The comments came in the midst of Amazon founder Jeff Bezos’s India visit.

“They may have put in a billion dollars,” Goyal said on Thursday, about Amazon’s investments in India. “But then if they make a loss of a billion dollars every year then they jolly well have to finance that billion dollars. So it’s not as if they are doing a great favor to India when they invest a billion dollars.”

Bezos had announced Wednesday that the company plans to invest $1 billion to help digitize small and medium businesses in India.

Goyal’s comments at the Raisina Dialogue in New Delhi, where foreign ministers from a dozen nations are in attendance, were also an indication that Prime Minister Narendra Modi’s government is trying to safeguard the interests of smaller Indian traders, the traditional voter base of his Bharatiya Janata Party.

Bezos’s ongoing two-day India visit has been marked by demonstrations from small local retailers who are protesting Amazon’s traditional cut-price approach and exclusive-selling practices.

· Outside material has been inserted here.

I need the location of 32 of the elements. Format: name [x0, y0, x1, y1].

More than half-a-million traders representing thousands of organizations grouped under the Confederation of All India Traders have planned sit-ins and public rallies in 300 cities to protest his visit, the group had said.

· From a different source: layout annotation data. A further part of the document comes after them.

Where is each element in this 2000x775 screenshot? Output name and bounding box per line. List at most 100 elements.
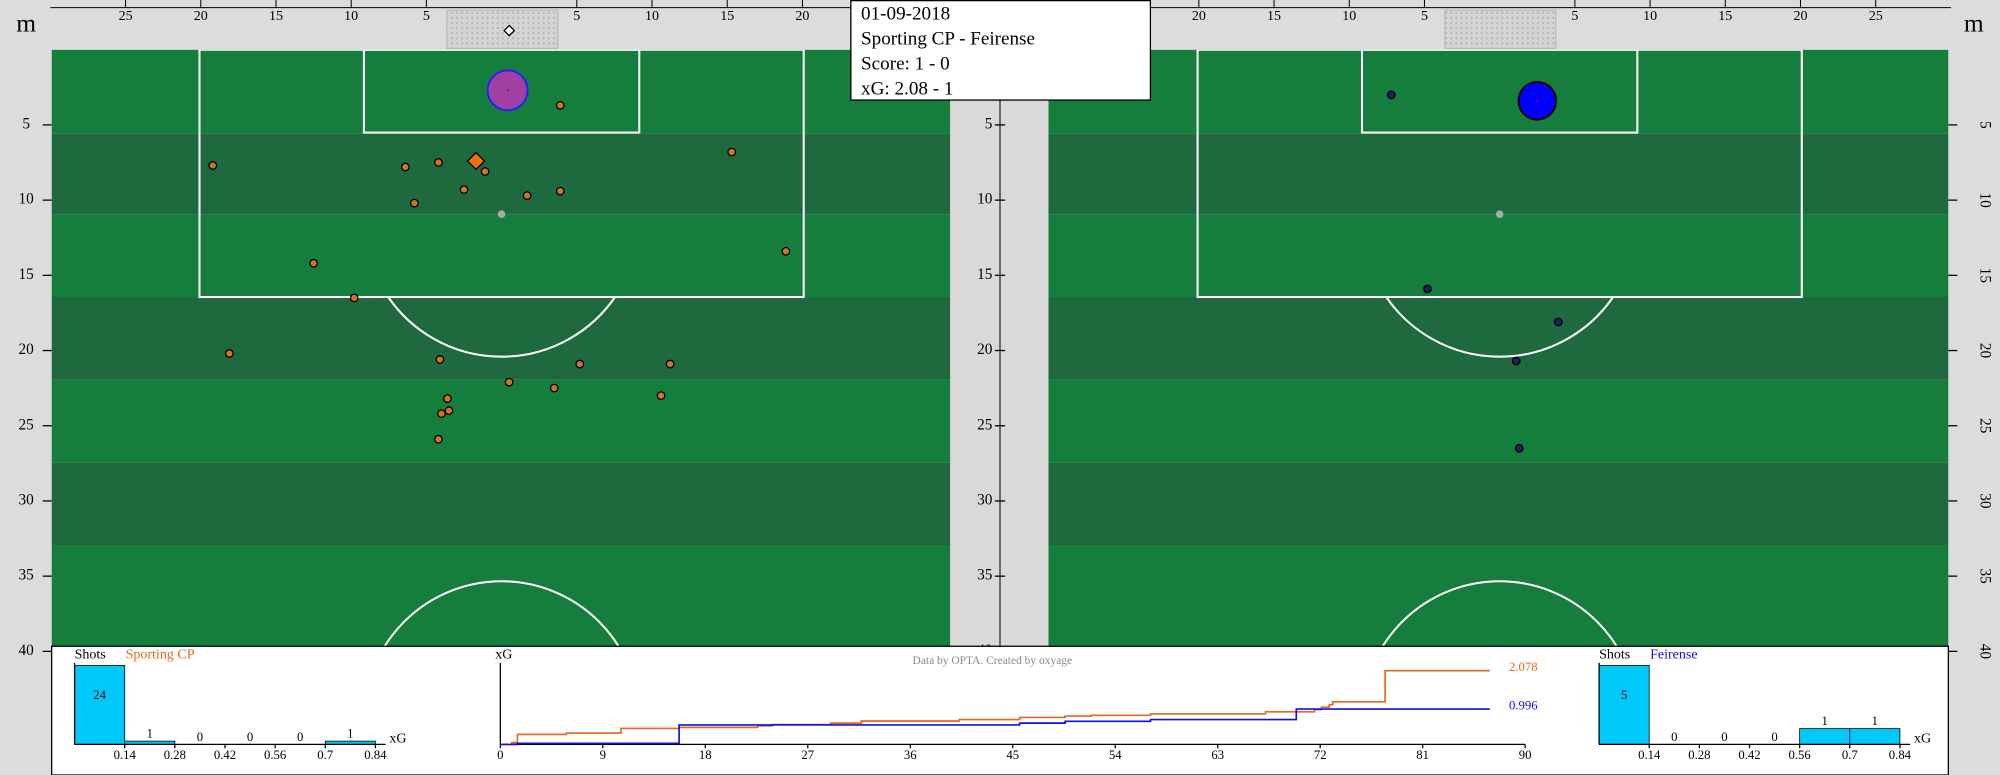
pitch <box>1048 49 1949 647</box>
info-score: Score: 1 - 0 <box>861 53 950 74</box>
x-tick-label: 10 <box>1643 9 1657 24</box>
bar-label: 5 <box>1621 688 1627 702</box>
shot <box>480 167 490 176</box>
x-tick-label: 18 <box>699 748 712 762</box>
x-tick-label: 0.42 <box>214 748 236 762</box>
shot <box>781 246 791 256</box>
x-tick-label: 15 <box>720 9 734 24</box>
pitch-stripe <box>51 133 951 215</box>
shot <box>309 258 318 268</box>
bar-label: 1 <box>147 727 153 741</box>
shot <box>466 151 486 171</box>
shot <box>555 186 565 196</box>
x-tick-label: 0 <box>497 748 503 762</box>
shot <box>575 359 585 369</box>
x-tick-label: 9 <box>600 748 606 762</box>
shot <box>727 147 737 157</box>
x-tick-label: 0.7 <box>1842 748 1858 762</box>
pitch-stripe <box>51 379 951 463</box>
bar-label: 1 <box>347 727 353 741</box>
shot <box>208 161 218 170</box>
y-tick-label: 15 <box>19 266 35 283</box>
histogram-subtitle: Feirense <box>1650 647 1697 662</box>
pitch-stripe <box>1048 296 1949 380</box>
shot <box>409 198 419 208</box>
shot <box>349 293 359 303</box>
x-tick-label: 5 <box>1421 9 1428 24</box>
x-tick-label: 81 <box>1416 748 1429 762</box>
shot <box>434 434 443 444</box>
pitch-stripe <box>1048 49 1949 134</box>
shot <box>459 185 469 194</box>
pitch-stripe <box>51 545 951 647</box>
info-box <box>850 0 1152 101</box>
x-tick-label: 36 <box>904 748 917 762</box>
histogram-title: Shots <box>75 647 106 662</box>
y-tick-label: 20 <box>977 341 993 358</box>
y-tick-label: 30 <box>977 491 993 508</box>
bar-label: 0 <box>1771 730 1777 744</box>
y-tick-label: 10 <box>19 191 35 208</box>
y-axis-unit: m <box>1964 8 1984 37</box>
shot <box>1514 443 1524 453</box>
goal <box>446 9 559 50</box>
x-tick-label: 63 <box>1211 748 1224 762</box>
y-tick-label: 35 <box>19 567 35 584</box>
shot <box>1511 356 1521 366</box>
x-tick-label: 45 <box>1006 748 1019 762</box>
x-tick-label: 20 <box>795 9 809 24</box>
bar-label: 1 <box>1872 714 1878 728</box>
shot <box>1423 284 1432 294</box>
x-tick-label: 15 <box>1267 9 1281 24</box>
x-tick-label: 0.28 <box>1688 748 1710 762</box>
x-axis-label: xG <box>389 732 406 747</box>
end-label: 2.078 <box>1509 660 1538 674</box>
y-tick-label: 40 <box>19 642 35 659</box>
y-tick-label: 5 <box>1977 121 1994 129</box>
x-axis-label: xG <box>1914 732 1931 747</box>
x-tick-label: 10 <box>645 9 659 24</box>
x-tick-label: 5 <box>423 9 430 24</box>
bar-label: 0 <box>1721 730 1727 744</box>
x-tick-label: 0.84 <box>364 748 387 762</box>
shot <box>444 406 454 416</box>
shot <box>504 377 514 387</box>
histogram-bar <box>1799 728 1851 745</box>
penalty-box <box>198 49 805 299</box>
shot <box>656 391 666 401</box>
y-tick-label: 40 <box>1977 644 1994 660</box>
x-tick-label: 15 <box>269 9 283 24</box>
y-axis-label: xG <box>495 647 512 662</box>
goal-marker <box>503 24 516 37</box>
x-tick-label: 20 <box>1192 9 1206 24</box>
pitch-stripe <box>1048 133 1949 215</box>
shot-center <box>1536 99 1539 102</box>
shot <box>224 349 234 358</box>
end-label: 0.996 <box>1509 698 1538 712</box>
x-tick-label: 20 <box>194 9 208 24</box>
y-tick-label: 25 <box>977 416 993 433</box>
shot <box>434 158 443 167</box>
shot <box>1553 317 1563 327</box>
y-tick-label: 5 <box>985 115 993 132</box>
x-tick-label: 5 <box>573 9 580 24</box>
cumulative-xg-line <box>500 708 1490 746</box>
bar-label: 0 <box>197 730 203 744</box>
y-tick-label: 35 <box>977 567 993 584</box>
pitch-stripe <box>51 296 951 380</box>
x-tick-label: 90 <box>1519 748 1532 762</box>
x-tick-label: 10 <box>344 9 358 24</box>
y-tick-label: 35 <box>1977 569 1994 585</box>
x-tick-label: 0.28 <box>164 748 186 762</box>
y-tick-label: 30 <box>19 491 35 508</box>
pitch-stripe <box>1048 545 1949 647</box>
pitch-stripe <box>1048 214 1949 297</box>
histogram-bar <box>74 664 126 745</box>
histogram-bar <box>1849 728 1901 745</box>
penalty-spot <box>1495 210 1504 218</box>
bar-label: 0 <box>1671 730 1677 744</box>
y-tick-label: 20 <box>19 341 35 358</box>
x-tick-label: 27 <box>801 748 814 762</box>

India restricts foreign direct investment in multi-brand retail and this has forced Amazon and Walmart-owned Flipkart, the two biggest e-commerce players in India, to overhaul business models to comply with new rules introduced in December 2018, after complaints from traders.

Goyal mentioned the ongoing probe by the Competition Commission of India into companies like Amazon and questioned why an e-commerce marketplace should make losses.

“Anybody who tries to use the e-commerce marketplace model to get into the multibrand retail space surreptitiously will have to be questioned, will have to be investigated,” he said.

In 2016 New Delhi said foreign-owned e-commerce platforms could operate as marketplaces — facilitating transactions between sellers and consumers — but not sell directly. Flipkart and Amazon established wholesale networks to reach their customers. But the new rules target this workaround, banning foreign e-commerce sites from selling goods from companies in which they own a stake.